The traitorous victors of that battle were Henry Tudor and his adherents. Welshmen like Rhys ap Thomas, said to have personally hacked Richard to death, and Welsh borderers like the Stanleys. When Richard fell, and that tragic battle was lost, the Red Dragon of Cadwallader flew on high over the crushed White Rose of York and the Lions of England, as Richard's body, naked and savagely despoiled, spat upon and with a halter around his neck, was slung over the back of a horse and later tied spreadeagle to the gates of a Leicester church.

Whenever I get the chance, I love to make the pilgrimage here to my capital, this York, this capital not only of my Yorkshire but also of my world.

Not being a great one for public transport though, I almost invariably drive there.

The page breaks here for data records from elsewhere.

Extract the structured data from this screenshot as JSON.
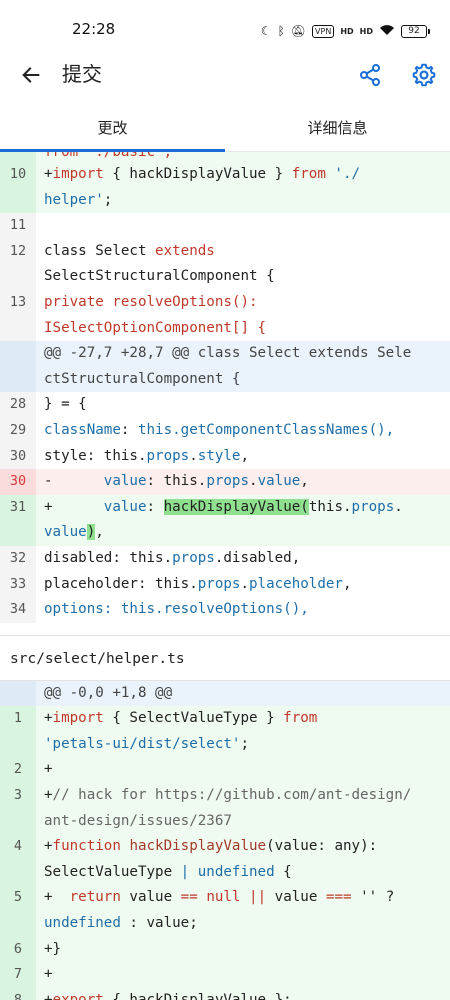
{
  "status_bar": {
    "time": "22:28",
    "vpn": "VPN",
    "signal_1": "HD",
    "signal_2": "HD",
    "battery": "92"
  },
  "app_bar": {
    "title": "提交",
    "back_icon": "arrow-left-icon",
    "share_icon": "share-icon",
    "settings_icon": "gear-icon",
    "accent_color": "#1a6dd6"
  },
  "tabs": [
    {
      "label": "更改",
      "active": true
    },
    {
      "label": "详细信息",
      "active": false
    }
  ],
  "diff": {
    "top_cut_text": "from './basic';",
    "block1": [
      {
        "num": "10",
        "type": "add",
        "lines": [
          [
            {
              "t": "+"
            },
            {
              "t": "import",
              "c": "kw"
            },
            {
              "t": " { hackDisplayValue } "
            },
            {
              "t": "from",
              "c": "kw"
            },
            {
              "t": " './",
              "c": "str"
            }
          ],
          [
            {
              "t": "helper'",
              "c": "str"
            },
            {
              "t": ";"
            }
          ]
        ]
      },
      {
        "num": "11",
        "type": "ctx",
        "lines": [
          [
            {
              "t": ""
            }
          ]
        ]
      },
      {
        "num": "12",
        "type": "ctx",
        "lines": [
          [
            {
              "t": "class Select "
            },
            {
              "t": "extends",
              "c": "kw"
            }
          ],
          [
            {
              "t": "SelectStructuralComponent {"
            }
          ]
        ]
      },
      {
        "num": "13",
        "type": "ctx",
        "lines": [
          [
            {
              "t": "private resolveOptions():",
              "c": "kw"
            }
          ],
          [
            {
              "t": "ISelectOptionComponent[] {",
              "c": "kw"
            }
          ]
        ]
      },
      {
        "num": "",
        "type": "hunk",
        "lines": [
          [
            {
              "t": "@@ -27,7 +28,7 @@ class Select extends Sele"
            }
          ],
          [
            {
              "t": "ctStructuralComponent {"
            }
          ]
        ]
      },
      {
        "num": "28",
        "type": "ctx",
        "lines": [
          [
            {
              "t": "} = {"
            }
          ]
        ]
      },
      {
        "num": "29",
        "type": "ctx",
        "lines": [
          [
            {
              "t": "className",
              "c": "prop"
            },
            {
              "t": ": "
            },
            {
              "t": "this.getComponentClassNames(),",
              "c": "prop"
            }
          ]
        ]
      },
      {
        "num": "30",
        "type": "ctx",
        "lines": [
          [
            {
              "t": "style: this."
            },
            {
              "t": "props",
              "c": "prop"
            },
            {
              "t": "."
            },
            {
              "t": "style",
              "c": "prop"
            },
            {
              "t": ","
            }
          ]
        ]
      },
      {
        "num": "30",
        "type": "del",
        "lines": [
          [
            {
              "t": "-      "
            },
            {
              "t": "value",
              "c": "prop"
            },
            {
              "t": ": this."
            },
            {
              "t": "props",
              "c": "prop"
            },
            {
              "t": "."
            },
            {
              "t": "value",
              "c": "prop"
            },
            {
              "t": ","
            }
          ]
        ]
      },
      {
        "num": "31",
        "type": "add",
        "lines": [
          [
            {
              "t": "+      "
            },
            {
              "t": "value",
              "c": "prop"
            },
            {
              "t": ": "
            },
            {
              "t": "hackDisplayValue(",
              "c": "hl"
            },
            {
              "t": "this."
            },
            {
              "t": "props",
              "c": "prop"
            },
            {
              "t": "."
            }
          ],
          [
            {
              "t": "value",
              "c": "prop"
            },
            {
              "t": ")",
              "c": "hl"
            },
            {
              "t": ","
            }
          ]
        ]
      },
      {
        "num": "32",
        "type": "ctx",
        "lines": [
          [
            {
              "t": "disabled: this."
            },
            {
              "t": "props",
              "c": "prop"
            },
            {
              "t": ".disabled,"
            }
          ]
        ]
      },
      {
        "num": "33",
        "type": "ctx",
        "lines": [
          [
            {
              "t": "placeholder: this."
            },
            {
              "t": "props",
              "c": "prop"
            },
            {
              "t": "."
            },
            {
              "t": "placeholder",
              "c": "prop"
            },
            {
              "t": ","
            }
          ]
        ]
      },
      {
        "num": "34",
        "type": "ctx",
        "lines": [
          [
            {
              "t": "options: this.resolveOptions(),",
              "c": "prop"
            }
          ]
        ]
      }
    ],
    "file2_name": "src/select/helper.ts",
    "block2": [
      {
        "num": "",
        "type": "hunk",
        "lines": [
          [
            {
              "t": "@@ -0,0 +1,8 @@"
            }
          ]
        ]
      },
      {
        "num": "1",
        "type": "add",
        "lines": [
          [
            {
              "t": "+"
            },
            {
              "t": "import",
              "c": "kw"
            },
            {
              "t": " { SelectValueType } "
            },
            {
              "t": "from",
              "c": "kw"
            }
          ],
          [
            {
              "t": "'petals-ui/dist/select'",
              "c": "str"
            },
            {
              "t": ";"
            }
          ]
        ]
      },
      {
        "num": "2",
        "type": "add",
        "lines": [
          [
            {
              "t": "+"
            }
          ]
        ]
      },
      {
        "num": "3",
        "type": "add",
        "lines": [
          [
            {
              "t": "+"
            },
            {
              "t": "// hack for https://github.com/ant-design/",
              "c": "cmt"
            }
          ],
          [
            {
              "t": "ant-design/issues/2367",
              "c": "cmt"
            }
          ]
        ]
      },
      {
        "num": "4",
        "type": "add",
        "lines": [
          [
            {
              "t": "+"
            },
            {
              "t": "function",
              "c": "kw"
            },
            {
              "t": " "
            },
            {
              "t": "hackDisplayValue",
              "c": "fn"
            },
            {
              "t": "(value: any):"
            }
          ],
          [
            {
              "t": "SelectValueType "
            },
            {
              "t": "| undefined",
              "c": "prop"
            },
            {
              "t": " {"
            }
          ]
        ]
      },
      {
        "num": "5",
        "type": "add",
        "lines": [
          [
            {
              "t": "+  "
            },
            {
              "t": "return",
              "c": "kw"
            },
            {
              "t": " value "
            },
            {
              "t": "==",
              "c": "kw"
            },
            {
              "t": " "
            },
            {
              "t": "null",
              "c": "kw"
            },
            {
              "t": " "
            },
            {
              "t": "||",
              "c": "kw"
            },
            {
              "t": " value "
            },
            {
              "t": "===",
              "c": "kw"
            },
            {
              "t": " '' ?"
            }
          ],
          [
            {
              "t": "undefined",
              "c": "prop"
            },
            {
              "t": " : value;"
            }
          ]
        ]
      },
      {
        "num": "6",
        "type": "add",
        "lines": [
          [
            {
              "t": "+}"
            }
          ]
        ]
      },
      {
        "num": "7",
        "type": "add",
        "lines": [
          [
            {
              "t": "+"
            }
          ]
        ]
      },
      {
        "num": "8",
        "type": "add",
        "lines": [
          [
            {
              "t": "+"
            },
            {
              "t": "export",
              "c": "kw"
            },
            {
              "t": " { hackDisplayValue };"
            }
          ]
        ]
      }
    ]
  }
}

Not long ago however I decided, (as I am not impartial to a decent drink in one of other of York's many old and fine inns),to travel there by train instead of driving. Now it had been many years since I had done this, and I discovered, not entirely to my surprise, that the railways haven't improved a bit. The journey, or should I say the ordeal, was, of course, horrendous. Slow, late, full of wretched football fans and other alarming looking characters; I alighted at York feeling my throat, not only to allow a little air to circulate but also to make sure nobody had cut it. But worse, oh, far, far worse, was to await me.

You can imagine the shock I had... the abject horror... when, shortly after getting off the train and walking out of the station, I beheld, to my utter astonishment.... that somebody had planted, right underneath our ancient city walls.... a load of WELSH DAFFODILS!

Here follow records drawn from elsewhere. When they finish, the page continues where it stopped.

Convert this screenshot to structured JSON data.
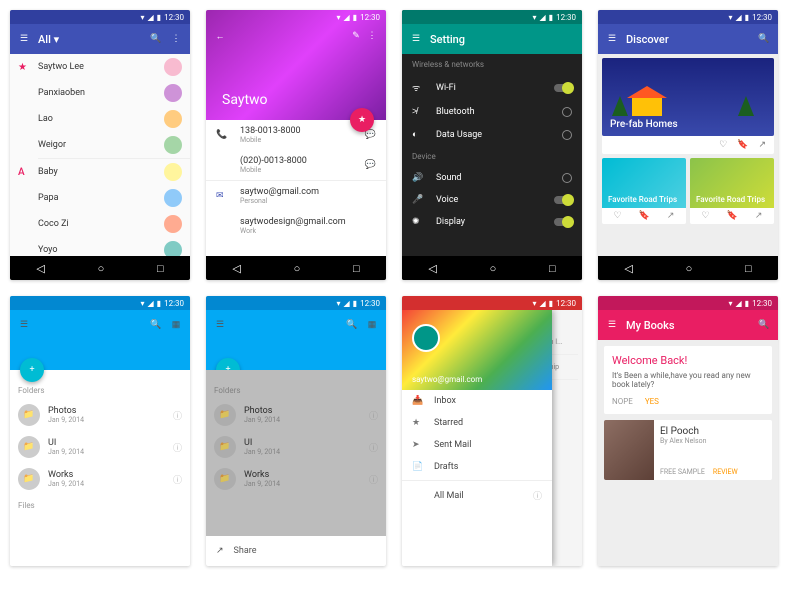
{
  "status": {
    "time": "12:30"
  },
  "s1": {
    "title": "All",
    "contacts": [
      {
        "letter": "★",
        "name": "Saytwo Lee"
      },
      {
        "letter": "",
        "name": "Panxiaoben"
      },
      {
        "letter": "",
        "name": "Lao"
      },
      {
        "letter": "",
        "name": "Weigor"
      },
      {
        "letter": "A",
        "name": "Baby"
      },
      {
        "letter": "",
        "name": "Papa"
      },
      {
        "letter": "",
        "name": "Coco Zi"
      },
      {
        "letter": "",
        "name": "Yoyo"
      }
    ]
  },
  "s2": {
    "name": "Saytwo",
    "phones": [
      {
        "num": "138-0013-8000",
        "type": "Mobile"
      },
      {
        "num": "(020)-0013-8000",
        "type": "Mobile"
      }
    ],
    "emails": [
      {
        "addr": "saytwo@gmail.com",
        "type": "Personal"
      },
      {
        "addr": "saytwodesign@gmail.com",
        "type": "Work"
      }
    ]
  },
  "s3": {
    "title": "Setting",
    "sec1": "Wireless & networks",
    "sec2": "Device",
    "items1": [
      {
        "label": "Wi-Fi",
        "on": true
      },
      {
        "label": "Bluetooth",
        "on": false
      },
      {
        "label": "Data Usage",
        "on": false
      }
    ],
    "items2": [
      {
        "label": "Sound",
        "on": false
      },
      {
        "label": "Voice",
        "on": true
      },
      {
        "label": "Display",
        "on": true
      }
    ]
  },
  "s4": {
    "title": "Discover",
    "card_lg": "Pre-fab Homes",
    "card_sm1": "Favorite Road Trips",
    "card_sm2": "Favorite Road Trips"
  },
  "s5": {
    "section_folders": "Folders",
    "section_files": "Files",
    "folders": [
      {
        "name": "Photos",
        "date": "Jan 9, 2014"
      },
      {
        "name": "UI",
        "date": "Jan 9, 2014"
      },
      {
        "name": "Works",
        "date": "Jan 9, 2014"
      }
    ]
  },
  "s6": {
    "section_folders": "Folders",
    "folders": [
      {
        "name": "Photos",
        "date": "Jan 9, 2014"
      },
      {
        "name": "UI",
        "date": "Jan 9, 2014"
      },
      {
        "name": "Works",
        "date": "Jan 9, 2014"
      }
    ],
    "sheet": {
      "share": "Share"
    }
  },
  "s7": {
    "email": "saytwo@gmail.com",
    "items": [
      "Inbox",
      "Starred",
      "Sent Mail",
      "Drafts"
    ],
    "all_mail": "All Mail",
    "behind": [
      "sh I...",
      "ship"
    ]
  },
  "s8": {
    "title": "My Books",
    "welcome_title": "Welcome Back!",
    "welcome_desc": "It's Been a while,have you read any new book lately?",
    "nope": "NOPE",
    "yes": "YES",
    "book_title": "El Pooch",
    "book_author": "By Alex Nelson",
    "free": "FREE SAMPLE",
    "review": "REVIEW"
  }
}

I was mortified! I was speechless! Who on earth, in such an historic city with such a glorious past, can have been so historically numb, so grossly insensitive, so ignorant (by the dictionary definition of the word--"to ignore") of York's history and of her fallen heroes, to go and stuff a load of Tudor's Cenhinen Pedr in the ground, right in front of the city walls, the very first sight which greets York's visitors, with not a White Rose in sight?

I very nearly went and got back on the damned train!

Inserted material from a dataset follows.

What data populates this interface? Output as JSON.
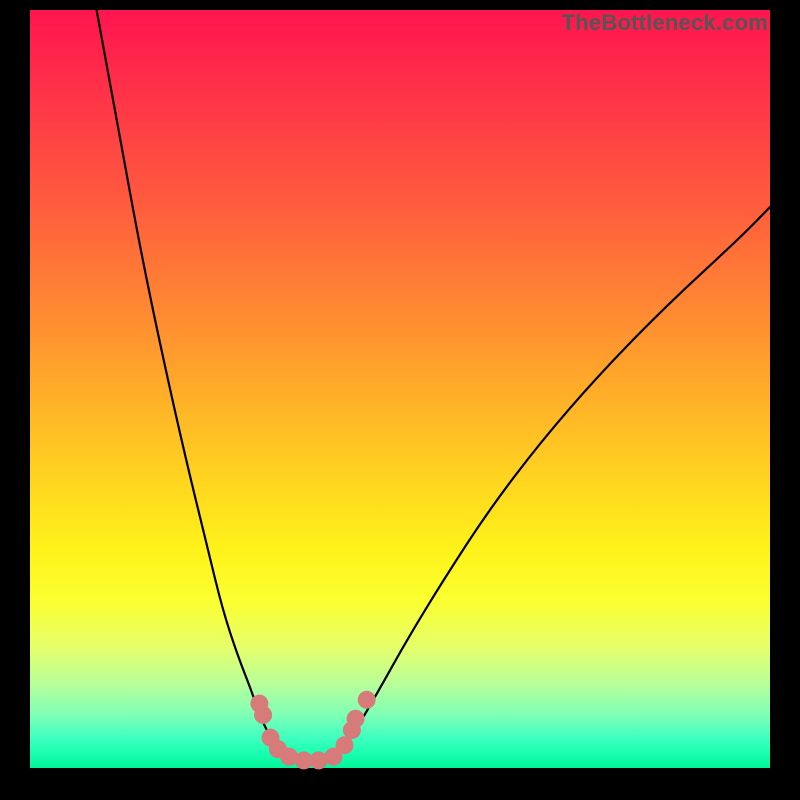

Along with the Leek, the Daffodil is, of course, the National Emblem of Henry Tudor's beloved Wales. Revered upon St David's Day, to the Welsh it is every bit as cherished a symbol as their Red Dragon of Cadwallader.

To actually see, in reality, not only to endure in some bad dream, these alien forms of life sprouting out of the soil of York, bathing themselves in the sun of York, whilst in no public place in the entire city could I find a single White Rose, actually depressed me.

If there is anything which even a small following of Ricardians can do to effect some change in this world, then surely it is to petition the York City Council to evict these outrageous symbols of York's defeats and affronts to her Identity and plant some White Roses instead?